Ein Blick ins Evangelium hilft da weiter. Jesus hat Zeit seines Daseins auf Erden vorgelebt, wie er Buße begreift.
Unabhängig von der Bergpredigt gibt es viele Beispiele dafür, wie der Namensgeber für die Christen in der Welt mit den sogenannten schwierigen Fragen umgeht. Von ganz wesentlicher Bedeutung ist die Tatsache, dass Jesus niemals "einfache Antworten" gegeben hat. Ganz im Gegenteil. Es waren überraschende Antworten. Antworten, auf die man nicht unbedingt gefasst war. Ob es sich um den Umgang mit Ehebrecherinnen oder um die gerechte Entlohnung von Arbeitern im Weinberg handelt; ob es um die Definition von Barmherzigkeit oder um das Selbstverständnis von uns Christen geht: auch in den zahlreichen anderen Gleichnissen finden wir meistens nicht die Antwort, die wir vielleicht aufgrund einer vordergründigen Logik erwartet hätten.
Für Jesus gibt es eben keine einfachen und vorschnellen Antworten. Er hat nie den Stab gebrochen über Menschen, die durch fremde oder eigene Schuld in Not gerieten.
Er hat sich stets vor diejenigen gestellt, die auf fremde Hilfe angewiesen sind, am Rande der Gesellschaft stehen, zu den ausgegrenzten Minderheiten zählen.
Deshalb kann es auch nicht sein, dass Buße nur dem heutigen Buß- und Bettag vorbehalten ist. Buße ist nichts Statisches, sondern bezieht sich auf alle unsere Lebensbereiche und zu allen Zeiten!
Und wenn wir über unsere Zukunft reden, dann sollte dabei immer eine zentrale Rolle spielen, welche Lehren wir aus gemachten Fehlern ziehen. Auch das ist konsequent verstandene Buße. Nehmen wir beispielhaft die allgegenwärtige globale Finanzkrise, mit deren Auswirkungen wir es - wie ich persönlich befürchte -noch eine Weile zu tun haben werden.

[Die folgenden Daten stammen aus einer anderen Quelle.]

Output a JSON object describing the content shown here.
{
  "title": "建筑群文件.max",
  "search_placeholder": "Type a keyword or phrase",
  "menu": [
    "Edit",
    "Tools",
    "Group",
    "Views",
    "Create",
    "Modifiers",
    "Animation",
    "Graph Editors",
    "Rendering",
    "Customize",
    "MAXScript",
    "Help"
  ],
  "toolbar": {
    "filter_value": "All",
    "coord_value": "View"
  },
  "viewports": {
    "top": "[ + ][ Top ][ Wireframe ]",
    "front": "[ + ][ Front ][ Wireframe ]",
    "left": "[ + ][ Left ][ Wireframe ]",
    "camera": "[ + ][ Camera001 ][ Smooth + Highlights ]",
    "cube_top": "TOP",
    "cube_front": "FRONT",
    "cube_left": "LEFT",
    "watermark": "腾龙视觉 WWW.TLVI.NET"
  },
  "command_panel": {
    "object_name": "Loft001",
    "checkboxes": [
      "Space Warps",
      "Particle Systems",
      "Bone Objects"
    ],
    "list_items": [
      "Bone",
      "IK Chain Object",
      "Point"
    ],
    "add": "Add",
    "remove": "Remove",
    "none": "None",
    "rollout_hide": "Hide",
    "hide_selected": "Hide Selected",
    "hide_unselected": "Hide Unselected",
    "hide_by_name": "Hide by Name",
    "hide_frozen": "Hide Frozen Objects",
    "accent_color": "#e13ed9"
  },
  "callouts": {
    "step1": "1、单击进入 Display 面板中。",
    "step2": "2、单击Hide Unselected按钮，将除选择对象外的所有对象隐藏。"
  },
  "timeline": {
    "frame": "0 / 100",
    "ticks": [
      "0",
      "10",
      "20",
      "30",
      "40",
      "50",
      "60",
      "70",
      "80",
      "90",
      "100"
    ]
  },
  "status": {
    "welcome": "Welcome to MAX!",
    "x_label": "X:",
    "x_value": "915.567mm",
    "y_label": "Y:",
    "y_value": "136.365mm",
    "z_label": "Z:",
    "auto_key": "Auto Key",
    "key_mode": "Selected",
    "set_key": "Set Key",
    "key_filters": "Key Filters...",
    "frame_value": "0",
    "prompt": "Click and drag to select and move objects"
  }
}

Ich bin oftmals erstaunt und geradezu erschrocken darüber, wie schnell wir alle, aber insbesondere die Verantwortlichen in der Wirtschaft wieder zur Tagesordnung übergegangen sind. Fast so, als hätten wir noch vor wenigen Monaten gar nicht unmittelbar vor dem Abgrund einer vernichtenden Weltwirtschaftskrise gestanden hätten, - mit katastrophalen Auswirkungen für die Menschen in allen Erdteilen. Was geht eigentlich in den Köpfen von sogenannten Spitzenmanagern vor, deren Konzerne nur mithilfe von Milliarden-Zuschüssen aus der Steuerkasse gerettet werden konnten, und die sich selber jetzt mal eben so saftige Bonuszahlungen und Gehaltserhöhungen genehmigen?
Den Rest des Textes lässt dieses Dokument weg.